Iniziativa di Legambiente per la campagna “Puliamo il mondo” Riempite in poche ore sessanta grandi buste di rifiuti
TERAMO. Sessanta buste di rifiuti riempite in una sola mattinata sul lungofiume e ai giardini “Graziani” di Madonna delle Grazie. È il risultato raggiunto ieri dai volontari e da Legambiente in occasione della campagna mondiale “Puliamo il mondo”, che si è svolta anche a Teramo grazie all’associazione ambientalista che ha inteso «pulire dai rifiuti i luoghi della città che abitiamo e sono casa nostra»..Hanno condiviso questa iniziativa molti cittadini e associazioni, in particolare il gruppo Scout di Teramo centro. Insieme ai volontari anche l'assessore all'ambiente Valdo Di Bonaventura. «È stata un’iniziativa importate per la città e molto partecipata», ha dichiarato, «abbiamo ripulito luoghi importanti per la collettività teramana». I luoghi visitati e puliti sono stati il tratto del lungofiume Vezzola tra ponte San Gabriele e Fonte della Noce e i giardini Ivan Graziani. «Particolare attenzione», fa sapere Legambiente, «è stata data al ponte degli Impiccati che, finalmente, è tornato visibile e seppur interrato, può mostrare le sue belle pietre ad arco. Abbiamo nuovamente ripulito Fonte della Noce e l'area circostante. Di rifiuti ne abbiamo trovati tanti, di quelli tipici di un’area abbandonata e degradata». Fonte della Noce, in particolare, è anche deturpata da una scritta a caratteri cubitali in vernice nera che è stata fatta sul muro frontale della fontana. I volontari intervenuti sono stati una cinquantina, «cittadini attivi e tenaci», dichiara Legambiente, «per i quali occuparsi della propria città è la cosa più giusta da fare, nel tentativo di bilanciare il vandalismo di alcuni e l’indifferenza di molti. Tra gli indifferenti dovremmo annoverare anche la Soprintendenza belle arti e paesaggio dell'Abruzzo, e chiedere ancora una volta: che fa per Fonte della Noce e per il Ponte degli impiccati?» Tra i rifiuti trovati, una grande quantità di bottiglie di vetro, plastica, lattine insieme a rifiuti di ogni genere, incluso un televisore, bombole, un aspirapolvere, vestiti fradici di ogni specie e tante cicche, oltre a rifiuti vari, ai giardini di Madonna delle Grazie.
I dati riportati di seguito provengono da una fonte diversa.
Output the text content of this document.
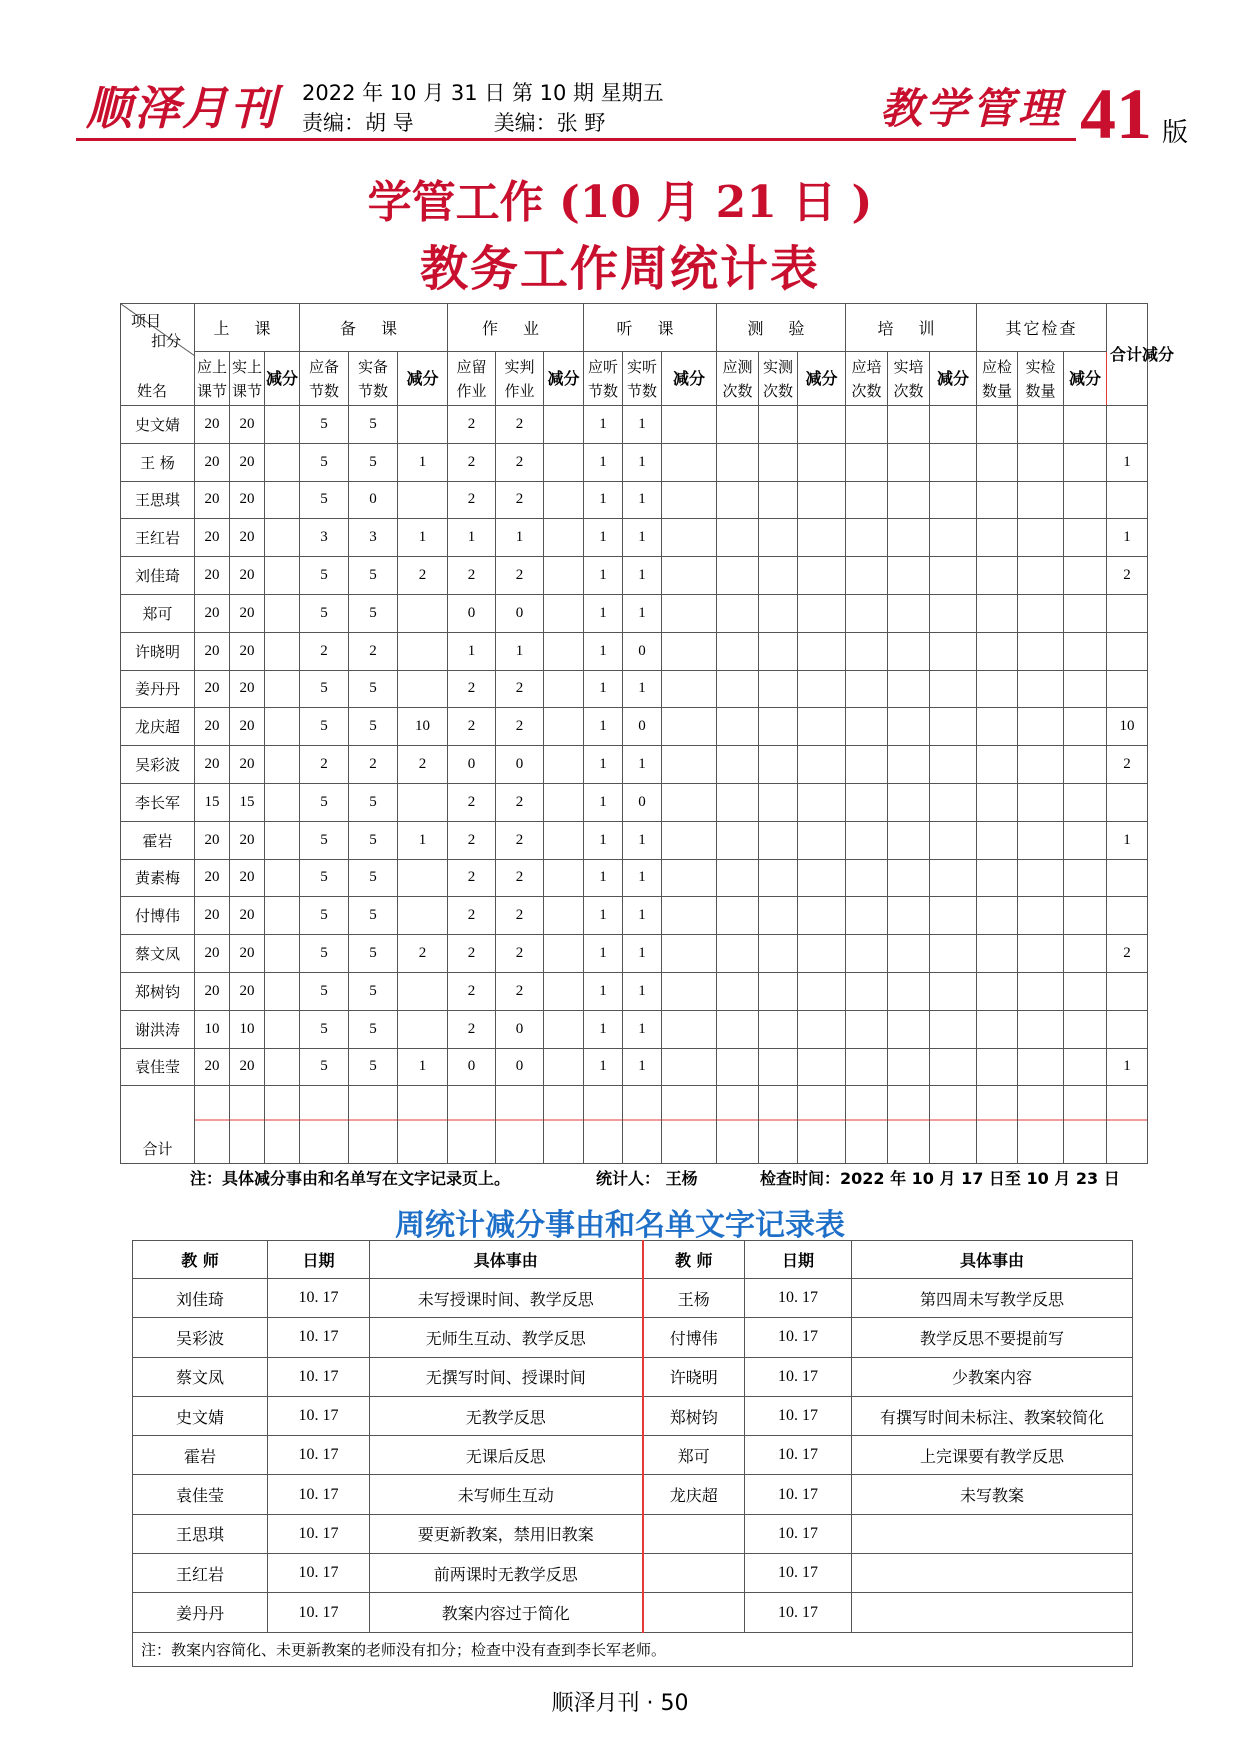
顺泽月刊	2022 年 10 月 31 日 第 10 期 星期五
责编：胡 导	美编：张 野	教学管理 41 版
学管工作 (10 月 21 日 )
教务工作周统计表
项目
扣分
姓名	上 课			备 课			作 业			听 课			测 验			培 训			其它检查			合计减分
	应上课节	实上课节	减分	应备节数	实备节数	减分	应留作业	实判作业	减分	应听节数	实听节数	减分	应测次数	实测次数	减分	应培次数	实培次数	减分	应检数量	实检数量	减分	
史文婧	20	20		5	5		2	2		1	1											
王 杨	20	20		5	5	1	2	2		1	1											1
王思琪	20	20		5	0		2	2		1	1											
王红岩	20	20		3	3	1	1	1		1	1											1
刘佳琦	20	20		5	5	2	2	2		1	1											2
郑可	20	20		5	5		0	0		1	1											
许晓明	20	20		2	2		1	1		1	0											
姜丹丹	20	20		5	5		2	2		1	1											
龙庆超	20	20		5	5	10	2	2		1	0											10
吴彩波	20	20		2	2	2	0	0		1	1											2
李长军	15	15		5	5		2	2		1	0											
霍岩	20	20		5	5	1	2	2		1	1											1
黄素梅	20	20		5	5		2	2		1	1											
付博伟	20	20		5	5		2	2		1	1											
蔡文凤	20	20		5	5	2	2	2		1	1											2
郑树钧	20	20		5	5		2	2		1	1											
谢洪涛	10	10		5	5		2	0		1	1											
袁佳莹	20	20		5	5	1	0	0		1	1											1
合计																						
注：具体减分事由和名单写在文字记录页上。	统计人： 王杨	检查时间：2022 年 10 月 17 日至 10 月 23 日
周统计减分事由和名单文字记录表
教 师	日期	具体事由	教 师	日期	具体事由
刘佳琦	10. 17	未写授课时间、教学反思	王杨	10. 17	第四周未写教学反思
吴彩波	10. 17	无师生互动、教学反思	付博伟	10. 17	教学反思不要提前写
蔡文凤	10. 17	无撰写时间、授课时间	许晓明	10. 17	少教案内容
史文婧	10. 17	无教学反思	郑树钧	10. 17	有撰写时间未标注、教案较简化
霍岩	10. 17	无课后反思	郑可	10. 17	上完课要有教学反思
袁佳莹	10. 17	未写师生互动	龙庆超	10. 17	未写教案
王思琪	10. 17	要更新教案，禁用旧教案		10. 17	
王红岩	10. 17	前两课时无教学反思		10. 17	
姜丹丹	10. 17	教案内容过于简化		10. 17	
注：教案内容简化、未更新教案的老师没有扣分；检查中没有查到李长军老师。					
顺泽月刊 · 50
«Se “Puliamo il Mondo” è un modo per riprendersi il proprio territorio non rassegnandosi al degrado, dichiara la presidente del circolo di Teramo di Legambiente Giovanna Cortellini, «questa consapevolezza è apparsa evidente nell'impegno dei partecipanti, giovani e meno giovani, vere risorse culturali per il futuro di questa città».